Selon les accords rendus publics, les sommes versées se décomposent en trois parties. Un premier versement de 170 millions de dollars doit être effectué au Département américain de la justice. Un second de 25,58 millions de dollars est prévu pour le ministère de la Justice brésilien. Enfin, la firme doit dépenser 497,25 millions de livres plus les intérêts au SFO du Royaume-Uni.

"Ces ententes portent sur des activités de corruption impliquant des intermédiaires dans un certain nombre de marchés internationaux, activités au sujet desquelles le SFO a ouvert une enquête dès 2012, explique un communiqué de Rolls Royce. Il s'agit d'accords volontaires qui ont pour effet de suspendre une poursuite pour une période définie, pour autant que l'entreprise satisfasse à certaines exigences, par exemple le paiement d'une pénalité financière."

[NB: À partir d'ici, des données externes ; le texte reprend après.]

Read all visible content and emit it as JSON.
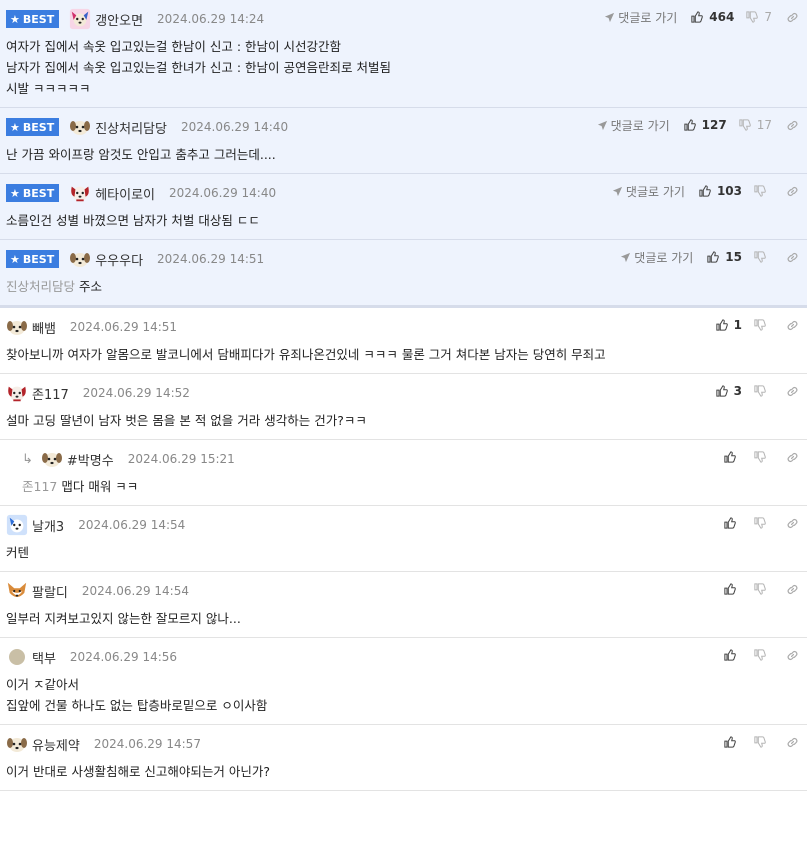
{
  "labels": {
    "best": "BEST",
    "goto": "댓글로 가기"
  },
  "colors": {
    "best_bg": "#eef3fd",
    "badge": "#3b7de0"
  },
  "comments": [
    {
      "best": true,
      "avatar_icon": "dog-with-pink-ears-icon",
      "nick": "갱안오면",
      "date": "2024.06.29 14:24",
      "likes": "464",
      "dislikes": "7",
      "text": "여자가 집에서 속옷 입고있는걸 한남이 신고 : 한남이 시선강간함\n남자가 집에서 속옷 입고있는걸 한녀가 신고 : 한남이 공연음란죄로 처벌됨\n시발 ㅋㅋㅋㅋㅋ"
    },
    {
      "best": true,
      "avatar_icon": "puppy-icon",
      "nick": "진상처리담당",
      "date": "2024.06.29 14:40",
      "likes": "127",
      "dislikes": "17",
      "text": "난 가끔 와이프랑 암것도 안입고 춤추고 그러는데...."
    },
    {
      "best": true,
      "avatar_icon": "red-dog-icon",
      "nick": "헤타이로이",
      "date": "2024.06.29 14:40",
      "likes": "103",
      "dislikes": "",
      "text": "소름인건 성별 바꼈으면 남자가 처벌 대상됨 ㄷㄷ"
    },
    {
      "best": true,
      "avatar_icon": "puppy-icon",
      "nick": "우우우다",
      "date": "2024.06.29 14:51",
      "likes": "15",
      "dislikes": "",
      "mention": "진상처리담당",
      "text": "주소"
    },
    {
      "best": false,
      "avatar_icon": "puppy-icon",
      "nick": "빼뱀",
      "date": "2024.06.29 14:51",
      "likes": "1",
      "dislikes": "",
      "text": "찾아보니까 여자가 알몸으로 발코니에서 담배피다가 유죄나온건있네 ㅋㅋㅋ 물론 그거 쳐다본 남자는 당연히 무죄고"
    },
    {
      "best": false,
      "avatar_icon": "red-dog-icon",
      "nick": "존117",
      "date": "2024.06.29 14:52",
      "likes": "3",
      "dislikes": "",
      "text": "설마 고딩 딸년이 남자 벗은 몸을 본 적 없을 거라 생각하는 건가?ㅋㅋ"
    },
    {
      "best": false,
      "reply": true,
      "avatar_icon": "puppy-icon",
      "nick": "#박명수",
      "date": "2024.06.29 15:21",
      "likes": "",
      "dislikes": "",
      "mention": "존117",
      "text": "맵다 매워 ㅋㅋ"
    },
    {
      "best": false,
      "avatar_icon": "blue-dog-icon",
      "nick": "날개3",
      "date": "2024.06.29 14:54",
      "likes": "",
      "dislikes": "",
      "text": "커텐"
    },
    {
      "best": false,
      "avatar_icon": "fox-icon",
      "nick": "팔랄디",
      "date": "2024.06.29 14:54",
      "likes": "",
      "dislikes": "",
      "text": "일부러 지켜보고있지 않는한 잘모르지 않나..."
    },
    {
      "best": false,
      "avatar_icon": "grey-circle-avatar-icon",
      "nick": "택부",
      "date": "2024.06.29 14:56",
      "likes": "",
      "dislikes": "",
      "text": "이거 ㅈ같아서\n집앞에 건물 하나도 없는 탑층바로밑으로 ㅇ이사함"
    },
    {
      "best": false,
      "avatar_icon": "puppy-icon",
      "nick": "유능제약",
      "date": "2024.06.29 14:57",
      "likes": "",
      "dislikes": "",
      "text": "이거 반대로 사생활침해로 신고해야되는거 아닌가?"
    }
  ]
}
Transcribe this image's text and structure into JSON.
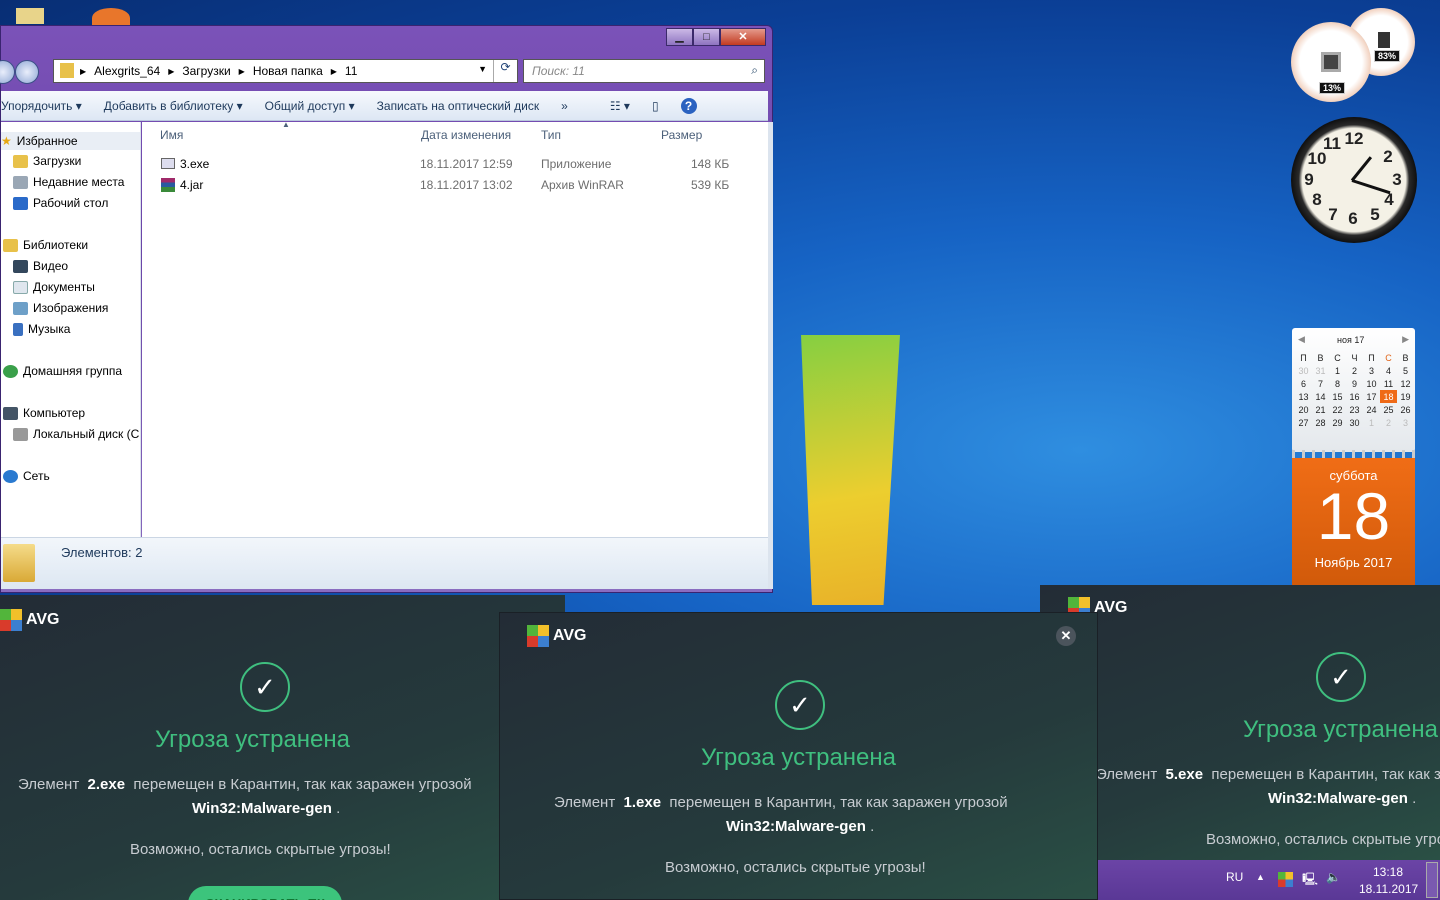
{
  "explorer": {
    "breadcrumb": [
      "Alexgrits_64",
      "Загрузки",
      "Новая папка",
      "11"
    ],
    "search_placeholder": "Поиск: 11",
    "toolbar": [
      "Упорядочить ▾",
      "Добавить в библиотеку ▾",
      "Общий доступ ▾",
      "Записать на оптический диск",
      "»"
    ],
    "nav": {
      "favorites": "Избранное",
      "downloads": "Загрузки",
      "recent": "Недавние места",
      "desktop": "Рабочий стол",
      "libraries": "Библиотеки",
      "video": "Видео",
      "documents": "Документы",
      "images": "Изображения",
      "music": "Музыка",
      "homegroup": "Домашняя группа",
      "computer": "Компьютер",
      "local_disk": "Локальный диск (С",
      "network": "Сеть"
    },
    "columns": {
      "name": "Имя",
      "date": "Дата изменения",
      "type": "Тип",
      "size": "Размер"
    },
    "files": [
      {
        "name": "3.exe",
        "date": "18.11.2017 12:59",
        "type": "Приложение",
        "size": "148 КБ"
      },
      {
        "name": "4.jar",
        "date": "18.11.2017 13:02",
        "type": "Архив WinRAR",
        "size": "539 КБ"
      }
    ],
    "status": "Элементов: 2"
  },
  "gadgets": {
    "cpu": "13%",
    "ram": "83%",
    "calendar": {
      "month": "ноя 17",
      "weekdays": [
        "П",
        "В",
        "С",
        "Ч",
        "П",
        "С",
        "В"
      ],
      "weeks": [
        [
          "30",
          "31",
          "1",
          "2",
          "3",
          "4",
          "5"
        ],
        [
          "6",
          "7",
          "8",
          "9",
          "10",
          "11",
          "12"
        ],
        [
          "13",
          "14",
          "15",
          "16",
          "17",
          "18",
          "19"
        ],
        [
          "20",
          "21",
          "22",
          "23",
          "24",
          "25",
          "26"
        ],
        [
          "27",
          "28",
          "29",
          "30",
          "1",
          "2",
          "3"
        ]
      ],
      "weekday": "суббота",
      "day": "18",
      "month_year": "Ноябрь 2017"
    }
  },
  "avg": {
    "brand": "AVG",
    "title": "Угроза устранена",
    "prefix": "Элемент",
    "middle": "перемещен в Карантин, так как заражен угрозой",
    "threat": "Win32:Malware-gen",
    "hint": "Возможно, остались скрытые угрозы!",
    "button": "СКАНИРОВАТЬ ПК",
    "files": {
      "left": "2.exe",
      "center": "1.exe",
      "right": "5.exe"
    }
  },
  "taskbar": {
    "lang": "RU",
    "time": "13:18",
    "date": "18.11.2017"
  }
}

La firme n'a pas apporté beaucoup de précisions sur les affaires dans lesquelles elle était impliquée. L'attention des autorités s'est visiblement concentrée sur le paiement d'intermédiaires par le biais de commissions lors de contrats. Une pratique qui est régulièrement pointée du doigt en raison de l'opacité qui règne sur ce type d'échange. Rolls Royce a cependant annoncé qu'elle apportera plus d'informations sur l'impact de ces règlements au moment de la publication des résultats de l'exercice 2016 le 14 février prochain.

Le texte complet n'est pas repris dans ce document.